Il Processo a Gesù di Diego Fabbri (1911-1980), rappresentato per la prima volta nel 1955, è testimonianza una forma di teatro ‘aperto’, corale, capace di creare l’intensa dinamica, tipica di Pirandello, del ‘teatro nel teatro’, non solo nel coinvolgimento del pubblico ma anche nell’intersecare la questione rappresentata con le domande e i drammi del presente.

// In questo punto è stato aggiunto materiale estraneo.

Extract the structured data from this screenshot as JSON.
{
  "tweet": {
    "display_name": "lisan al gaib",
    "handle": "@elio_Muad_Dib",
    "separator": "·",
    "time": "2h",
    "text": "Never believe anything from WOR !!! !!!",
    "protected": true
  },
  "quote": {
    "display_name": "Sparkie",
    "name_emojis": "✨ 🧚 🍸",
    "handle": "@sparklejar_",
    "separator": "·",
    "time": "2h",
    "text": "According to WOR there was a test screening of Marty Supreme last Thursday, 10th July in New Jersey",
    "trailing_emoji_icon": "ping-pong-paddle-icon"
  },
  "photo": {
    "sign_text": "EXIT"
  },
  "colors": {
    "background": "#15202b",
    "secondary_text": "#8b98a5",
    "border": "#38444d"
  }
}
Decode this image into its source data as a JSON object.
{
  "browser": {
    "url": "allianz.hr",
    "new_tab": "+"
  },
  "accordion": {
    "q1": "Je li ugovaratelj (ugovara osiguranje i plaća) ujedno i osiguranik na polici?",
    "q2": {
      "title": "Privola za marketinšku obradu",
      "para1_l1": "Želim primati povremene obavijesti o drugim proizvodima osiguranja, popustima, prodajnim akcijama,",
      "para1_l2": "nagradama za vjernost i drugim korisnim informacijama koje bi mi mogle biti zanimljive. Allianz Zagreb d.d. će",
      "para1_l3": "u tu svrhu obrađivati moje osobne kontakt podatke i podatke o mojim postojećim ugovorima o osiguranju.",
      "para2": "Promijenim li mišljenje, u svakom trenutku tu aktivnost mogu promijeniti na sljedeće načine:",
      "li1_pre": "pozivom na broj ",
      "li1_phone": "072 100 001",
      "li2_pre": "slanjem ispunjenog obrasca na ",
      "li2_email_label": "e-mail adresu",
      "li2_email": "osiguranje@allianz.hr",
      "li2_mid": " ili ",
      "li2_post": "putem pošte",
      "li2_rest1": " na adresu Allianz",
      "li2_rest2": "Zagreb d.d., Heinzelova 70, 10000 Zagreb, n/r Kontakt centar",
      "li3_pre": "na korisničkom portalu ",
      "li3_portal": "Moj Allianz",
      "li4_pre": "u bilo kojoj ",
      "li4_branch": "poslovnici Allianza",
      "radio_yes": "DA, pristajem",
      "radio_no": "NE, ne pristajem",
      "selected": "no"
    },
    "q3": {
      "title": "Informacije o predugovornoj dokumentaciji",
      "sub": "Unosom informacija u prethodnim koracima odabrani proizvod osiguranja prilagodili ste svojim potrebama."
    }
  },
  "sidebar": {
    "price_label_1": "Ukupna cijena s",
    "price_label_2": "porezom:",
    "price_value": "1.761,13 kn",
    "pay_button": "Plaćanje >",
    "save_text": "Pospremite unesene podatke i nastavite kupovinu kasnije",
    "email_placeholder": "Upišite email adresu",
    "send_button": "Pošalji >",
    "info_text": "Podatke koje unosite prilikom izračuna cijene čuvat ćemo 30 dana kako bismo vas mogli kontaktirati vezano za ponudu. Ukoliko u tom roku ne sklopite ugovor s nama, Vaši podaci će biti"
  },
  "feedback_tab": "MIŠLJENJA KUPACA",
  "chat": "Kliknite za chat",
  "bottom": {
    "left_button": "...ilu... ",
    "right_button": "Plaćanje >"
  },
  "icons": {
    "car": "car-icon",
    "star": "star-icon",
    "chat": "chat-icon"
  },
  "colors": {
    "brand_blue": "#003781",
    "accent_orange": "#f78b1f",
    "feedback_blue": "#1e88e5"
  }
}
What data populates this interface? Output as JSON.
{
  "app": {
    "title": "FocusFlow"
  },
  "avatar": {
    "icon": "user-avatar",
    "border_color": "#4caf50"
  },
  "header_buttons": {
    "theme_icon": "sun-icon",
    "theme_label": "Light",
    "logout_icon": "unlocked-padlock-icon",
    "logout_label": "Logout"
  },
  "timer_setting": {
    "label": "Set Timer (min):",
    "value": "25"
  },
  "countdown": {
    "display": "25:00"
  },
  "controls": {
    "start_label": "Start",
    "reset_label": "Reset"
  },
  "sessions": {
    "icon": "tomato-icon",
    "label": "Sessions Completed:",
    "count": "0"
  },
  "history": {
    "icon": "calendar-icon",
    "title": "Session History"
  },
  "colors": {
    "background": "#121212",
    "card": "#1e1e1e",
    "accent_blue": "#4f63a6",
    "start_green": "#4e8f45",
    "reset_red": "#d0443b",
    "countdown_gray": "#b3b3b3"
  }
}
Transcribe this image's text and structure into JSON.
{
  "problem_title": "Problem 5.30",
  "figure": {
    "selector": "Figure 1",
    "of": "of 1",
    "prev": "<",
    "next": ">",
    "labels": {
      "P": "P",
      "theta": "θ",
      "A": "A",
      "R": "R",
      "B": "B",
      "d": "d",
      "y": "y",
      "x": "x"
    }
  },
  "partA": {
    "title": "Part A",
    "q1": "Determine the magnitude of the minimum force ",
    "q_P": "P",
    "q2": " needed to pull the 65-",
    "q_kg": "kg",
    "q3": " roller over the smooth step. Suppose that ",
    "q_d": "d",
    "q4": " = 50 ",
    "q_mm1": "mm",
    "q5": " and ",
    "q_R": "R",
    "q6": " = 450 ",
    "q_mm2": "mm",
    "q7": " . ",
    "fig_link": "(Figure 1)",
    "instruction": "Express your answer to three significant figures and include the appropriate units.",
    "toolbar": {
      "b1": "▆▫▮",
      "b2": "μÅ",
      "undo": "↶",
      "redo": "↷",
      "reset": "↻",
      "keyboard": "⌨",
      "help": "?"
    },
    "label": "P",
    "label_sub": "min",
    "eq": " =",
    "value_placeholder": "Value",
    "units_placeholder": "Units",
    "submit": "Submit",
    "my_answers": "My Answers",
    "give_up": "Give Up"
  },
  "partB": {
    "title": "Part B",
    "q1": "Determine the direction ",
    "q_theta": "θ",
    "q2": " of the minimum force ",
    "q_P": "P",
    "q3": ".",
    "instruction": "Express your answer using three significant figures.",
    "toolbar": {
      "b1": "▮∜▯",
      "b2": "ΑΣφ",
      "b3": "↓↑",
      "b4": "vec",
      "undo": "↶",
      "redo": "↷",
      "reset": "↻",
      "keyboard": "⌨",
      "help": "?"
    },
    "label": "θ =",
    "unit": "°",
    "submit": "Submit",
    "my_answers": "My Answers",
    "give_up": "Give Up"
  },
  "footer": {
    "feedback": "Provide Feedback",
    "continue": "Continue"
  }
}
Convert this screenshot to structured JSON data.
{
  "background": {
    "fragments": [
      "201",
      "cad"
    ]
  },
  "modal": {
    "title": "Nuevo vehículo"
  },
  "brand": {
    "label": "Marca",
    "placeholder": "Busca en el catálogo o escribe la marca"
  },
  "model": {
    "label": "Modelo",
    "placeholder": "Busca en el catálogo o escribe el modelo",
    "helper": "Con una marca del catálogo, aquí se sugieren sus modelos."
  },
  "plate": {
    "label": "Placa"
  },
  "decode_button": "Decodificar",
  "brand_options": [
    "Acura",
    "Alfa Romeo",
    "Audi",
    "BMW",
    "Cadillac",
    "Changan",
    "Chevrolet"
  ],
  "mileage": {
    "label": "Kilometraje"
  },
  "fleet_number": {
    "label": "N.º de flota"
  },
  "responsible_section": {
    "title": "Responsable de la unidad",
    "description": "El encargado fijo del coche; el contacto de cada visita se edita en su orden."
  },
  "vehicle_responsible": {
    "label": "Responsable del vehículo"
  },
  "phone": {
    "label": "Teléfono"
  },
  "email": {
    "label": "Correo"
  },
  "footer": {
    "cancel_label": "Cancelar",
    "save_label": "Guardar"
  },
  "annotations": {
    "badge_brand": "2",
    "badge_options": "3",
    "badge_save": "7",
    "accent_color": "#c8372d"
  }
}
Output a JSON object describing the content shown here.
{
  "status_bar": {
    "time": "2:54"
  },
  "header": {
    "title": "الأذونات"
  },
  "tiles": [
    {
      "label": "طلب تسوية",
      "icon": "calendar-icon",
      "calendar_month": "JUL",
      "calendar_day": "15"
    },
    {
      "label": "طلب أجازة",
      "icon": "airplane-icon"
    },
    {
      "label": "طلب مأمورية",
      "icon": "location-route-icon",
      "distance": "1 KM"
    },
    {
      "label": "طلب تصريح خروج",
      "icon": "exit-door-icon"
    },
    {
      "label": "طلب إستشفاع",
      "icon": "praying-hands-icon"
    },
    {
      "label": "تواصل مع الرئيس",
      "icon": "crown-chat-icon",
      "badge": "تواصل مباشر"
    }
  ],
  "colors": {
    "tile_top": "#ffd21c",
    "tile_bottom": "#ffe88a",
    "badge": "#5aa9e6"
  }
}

Una famiglia di ebrei inquieti, dopo la Shoah si interroga sulla figura di Gesù, sulla sua innocenza ed intende impostare nuovamente un processo di natura squisitamente giuridica. Elia è il capo di questa compagnia che gira i teatri nell’inscenare nuovamente il processo e proponendo al pubblico le domande tormentose: “Rispettabili ascoltatori: quella a cui assisterete, stasera, sarà una rappresnetazione insolita. Noi celebreremo ancora il processo a Gesù di Nazareth. Ci domanderemo: Gesù di Nazaerth era innocente o colpevole secondo la legge giudaica? Fu o no condannato ingiustamente? Discuteremo pubblicamente, a cuore aperto”. Con lui Rebecca, sua moglie, e Sara la loro figlia, vedova di Daniele, il giudice mancante, ucciso dai nazisti, e Davide, che nel corso della rappresentazione si saprà che aveva avuto una storia d'amore con Sara quando era ancora vivo Daniele, ed aveva denunciato ai nazisti il marito di Sara. Attorno ai componenti della troupe che interpretano la parte dei giudici con ruoli ogni sera diversi scelti con il metodo del sorteggio, viene affiancato un giudice improvvisato che prende la parte di Daniele. Ma la sera in cui il processo viene messo in scena, Sara, stanca della solita struttura, propone che si sentano altri testimoni, oltre ai membri del Sinedrio. Intervengono così, oltre a Caifa e Pilato, testimoni che conobbero Gesù da vicino, alcuni della troupe ma che interpretano ruoli improvvisati: gli apostoli, Maria, Giuseppe e la Maddalena. Nel secondo atto il dibattito si apre alla platea e coinvolge il pubblico da cui emergono voci di spettatori che diventano attori, un intellettuale, un prete, un giovane che ha lasciato la casa e si è perduto, una prostituta, una donna delle pulizie. Ognuno si riconosce in qualcuno dei personaggi del primo atto. Si attua così non solo una celebrazione di un processo a Gesù, ma anche un processo che coinvolge la vicenda dei cristiani nella storia e l’umanità. Fino alla sentenza finale. Elia dirà: “Io debbo orami proclamare… alto… al cospetto di tutti.. che non so ancora se Gesù di Nazareth sia stato veramente quel Messia che noi aspettavamo… non lo so… ma è certo che Lui, Lui solo, alimenta e sostiene da quel giorno tutte le speranze del mondo! E io lo proclamo innocente .. e martire … e guida…”.
“Bionda. Ci passa vicino… non visto…
Sara. Allora bisogna mettersi a spiare il suo passaggio.
Rebecca. Continua cercarci in questo nostro mondo.
Bionda: Nel nostro mondo marcio! Mondaccio sporco, ma forse benedetto…“.